Nora Guthrie, filha de Woody Guthrie, confrontada com os inúmeros textos que o pai, morto em 1967, deixara por musicar, entregou-os a Billy Bragg e aos Wilco que se aplicaram nessa missão nos três estimáveis volumes de Mermaid Avenue (1998, 2000 e 2012). Em 2011, coube a Bob Dylan – e, depois, também, entre outros, a Jack White, Lucinda Williams, Levon Helm e Merle Haggard – ocupar-se, com mérito q.b., dos Lost Notebooks of Hank Williams, uma colecção de letras inacabadas, descobertas no interior do Cadillac em que Williams morreria, no dia de ano novo de 1953. Já em 2014, seria a vez de Dylan, por via de T Bone Burnett, desafiar Elvis Costello, Marcus Mumford e restantes New Basement Tapes a tornarem musicalmente viáveis uns rascunhos incipientes, de 1967, de que ele nunca mais se lembrara. Lost On The River foi um bom esforço mas apenas isso. Pelo que, nessa particular modalidade de radiologia musical que consiste em enxergar as melodias, harmonias e ritmos que se escondem no interior de textos virgens de confrade do mesmo ofício, até agora, ninguém se terá saído com maior sucesso do que Amélia Muge no novíssimo Amélia Com Versos de Amália.

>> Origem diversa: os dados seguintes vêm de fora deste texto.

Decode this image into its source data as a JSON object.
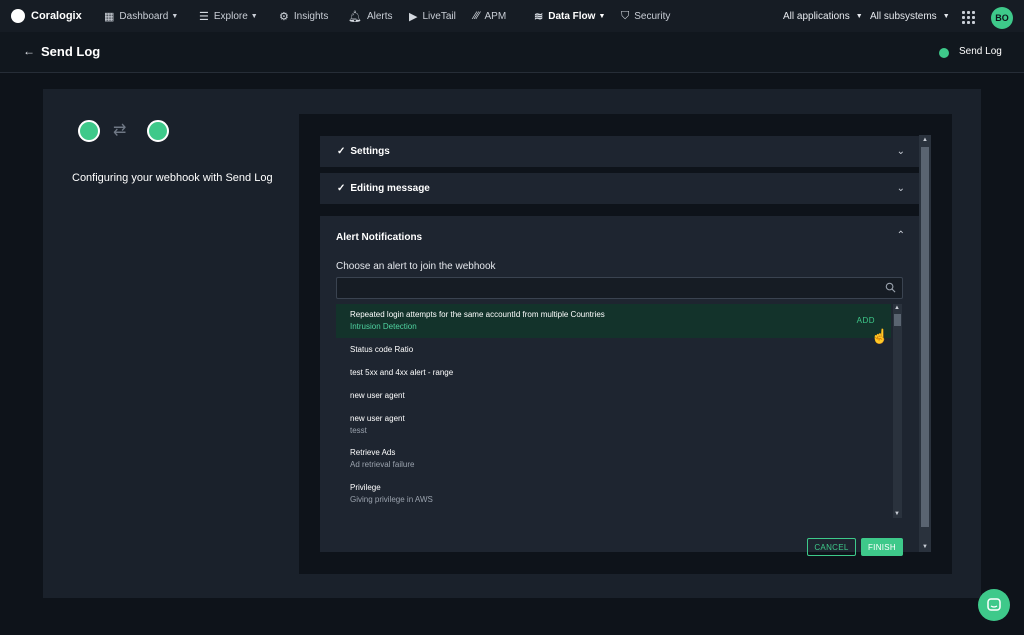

A pedra da Rosetta que permitiu decifrar o código da matéria-prima potencial para a escrita de canções foram as linhas desencantadas em ‘Carta a Amélia Rey Colaço’ (“Versos”, de Amália Rodrigues, publicado pela Cotovia, em 1997): “Os destinos são fatais, foi só por duas vogais, foi o e em vez do a (...) Amélia queria ter sido, só o não fui por um triz”. E assim, superiormente acolitadas por José Mário Branco, Michales Loukovikas e António José Martins, em viagem entre Portugal e Grécia, no espaço de dezasseis encontros entre palavras e música, Amélia e Amália se converteram em Amælia. Personagem que, não sendo definitivamente fadista, não rejeita que se lhe colem à pele farrapos dessa e de outras tradições – das variadas ruralidades lusas aos makam orientais ou às sombras chinesas do tango – e usa-as como trampolim para a entrada no admirável mundo amæliano onde tudo isso funciona como víscera, músculo, sistemas circulatório e nervoso de um impuríssimo organismo poliglota, tão à vontade no idioma popular como na sofisticação erudita ou transviadamente jazzística contemporâneas.